Rusinga: The forgotten beach and bird paradise
The boat hits the sand of the shore and comes to a halt.
I breathe a sigh of relief. I’m finally on Rusinga Island, or Chula as the islanders call it.
Rusinga Island is one of the best kept secrets of Kenya’s tourism. Much has to do with its location and access.
On this backpacking adventure, I travelled by bus from Nairobi to Kisumu.
From Kisumu, a cramped matatu took me past K’ogello (Barack Obama’s paternal ancestral home) in Siaya, and on to Luanda Ko’otieno on the shores of Lake Victoria from where an hour’s boatride brought me to Rusinga Island.
Rusinga lies on the eastern stretch of Lake Victoria, at the mouth of Winam Gulf.
The island is 16km long. I booked into Rusinga Island Lodge, an exclusive lodge with eight cottages, lush vegetation and complete with a private airstrip and a jetty that is fully lit at night.
I set out to see what a person on holiday would do on the island, besides lying on the warm sandy beach. Well, for one, you could hire a boat and explore the nearby islands.
One of the guides from the lodge suggested bird watching.
“Birds, like, with wings and all?” I asked him. “Yes, birds.” He repeated. Now, I’m not a fan of bird watching.
But apparently Rusinga Island is a bird paradise with some 369 species of local and migratory birds, many not found anywhere else in Kenya.
There is a bird island not too far from the lodge. The guide promised that I would not be disappointed.
And he was right. The small island happens to be a breeding ground for many of the bird species, and everywhere I looked, were birds perched on trees, basking in the sun, fishing or just frolicking in the water. It was a sort of “ bird’s mall,” I remember thinking.
Takawiri Island was a pleasant surprise with white sandy beaches and palm trees.
We toured the now defunct hotel property then later swam in the clear waters.
Mfangano Island loomed large across from Takawiri. The beauty of Lake Victoria is its sparkling blue waters.
When heading back to the lodge (after our attempts at fishing yielded nothing but embarrassed laughter) I saw a roof of a “house” with a bullet shape. “Is that a church?”
I asked our guide.

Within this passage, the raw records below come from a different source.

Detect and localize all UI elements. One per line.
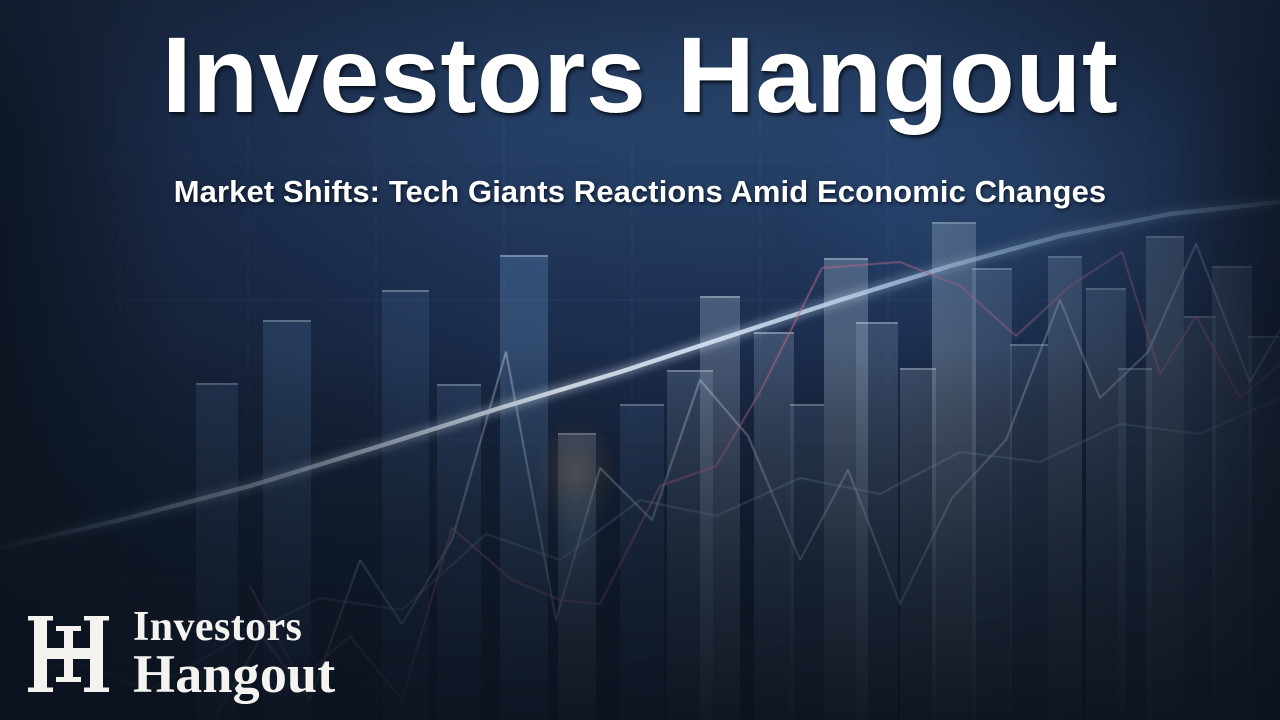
ih-monogram-icon xyxy=(28,604,120,704)
promo-banner: Investors Hangout Market Shifts: Tech Gi… xyxy=(0,0,1280,720)
logo-line-1: Investors xyxy=(133,608,335,647)
logo-line-2: Hangout xyxy=(133,649,335,700)
brand-logo[interactable]: Investors Hangout xyxy=(28,604,335,704)
logo-wordmark: Investors Hangout xyxy=(133,608,335,700)
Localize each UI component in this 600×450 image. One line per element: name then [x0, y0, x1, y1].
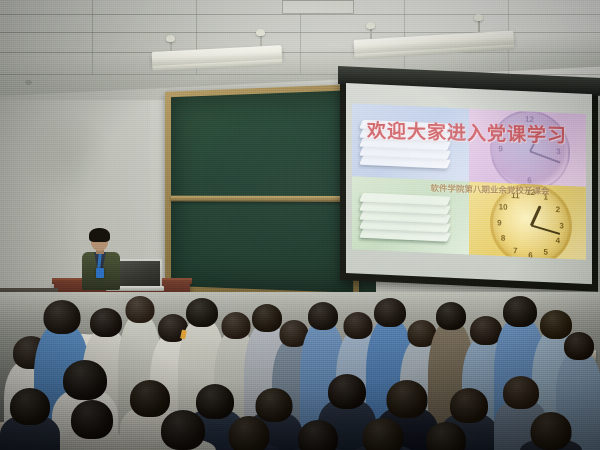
student	[60, 400, 124, 450]
slide-title: 欢迎大家进入党课学习	[351, 116, 584, 149]
student-head	[503, 376, 539, 409]
student-head	[229, 416, 270, 450]
student	[218, 416, 280, 450]
student-head	[328, 374, 366, 409]
fluorescent-light-left	[152, 52, 282, 67]
student-head	[426, 422, 466, 450]
student-head	[63, 360, 107, 400]
screen-surface: 12 3 6 9 12	[346, 83, 592, 284]
stacked-books-icon	[361, 193, 452, 239]
student-head	[531, 412, 572, 450]
student-head	[298, 420, 338, 450]
audience-seating	[0, 292, 600, 450]
student	[150, 410, 216, 450]
presenter-id-badge	[96, 268, 104, 278]
chalk-rail	[171, 196, 353, 202]
wall-smudge	[22, 112, 112, 202]
student	[0, 388, 60, 450]
student-head	[44, 300, 81, 334]
student	[352, 418, 414, 450]
presenter-hair	[89, 228, 110, 242]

It is the Tom Mboya Mausoleum, said the guide.
Although Tom Mboya died 40 years ago, his spirit is still very much present on Rusinga Island. His death is treated as a grand act of martyrdom.
A visit to his mausoleum is a lesson in history, and one of the many brothers (Mboya’s father had four wives) Paul Ndiege walked us through the life of one of Kenya’s legends, felled by a bullet in the political intrigues of the 1960s.
He also showed me mementos from Mboya’s life, which included an old briefcase which he was carrying when he was shot in present day Moi Avenue in Nairobi.
Faint bloodstains are still visible on the copper latches.
A stone’s throw from the official mausoleum is a cultural centre that is an alternative source of information on Tom Mboya’s life.
The effervescent and eloquent Nick Odhiambo — also one of Mboya’s half-brothers — takes guests through Mboya’s life in a muddy and grass-thatched hamlet.
The difference from the mausoleum is that he has a tonne of interesting newspaper cuttings pasted on the walls, including a computerised impression of what Mboya would have looked like today. Odhiambo also gives a talk on the culture of the Luo.
At night, a calming stillness descends on Rusinga, with the only sound being the waves hitting the shore.
And from the lodge’s charming jetty, I can see out in the lake dancing lights from fishermen’s lanterns.
The string of lights looked like a lone city in the lake. And once in a while, the wind carries their voices to the shore; a ghostly sound. The whole scene is quite enchanting.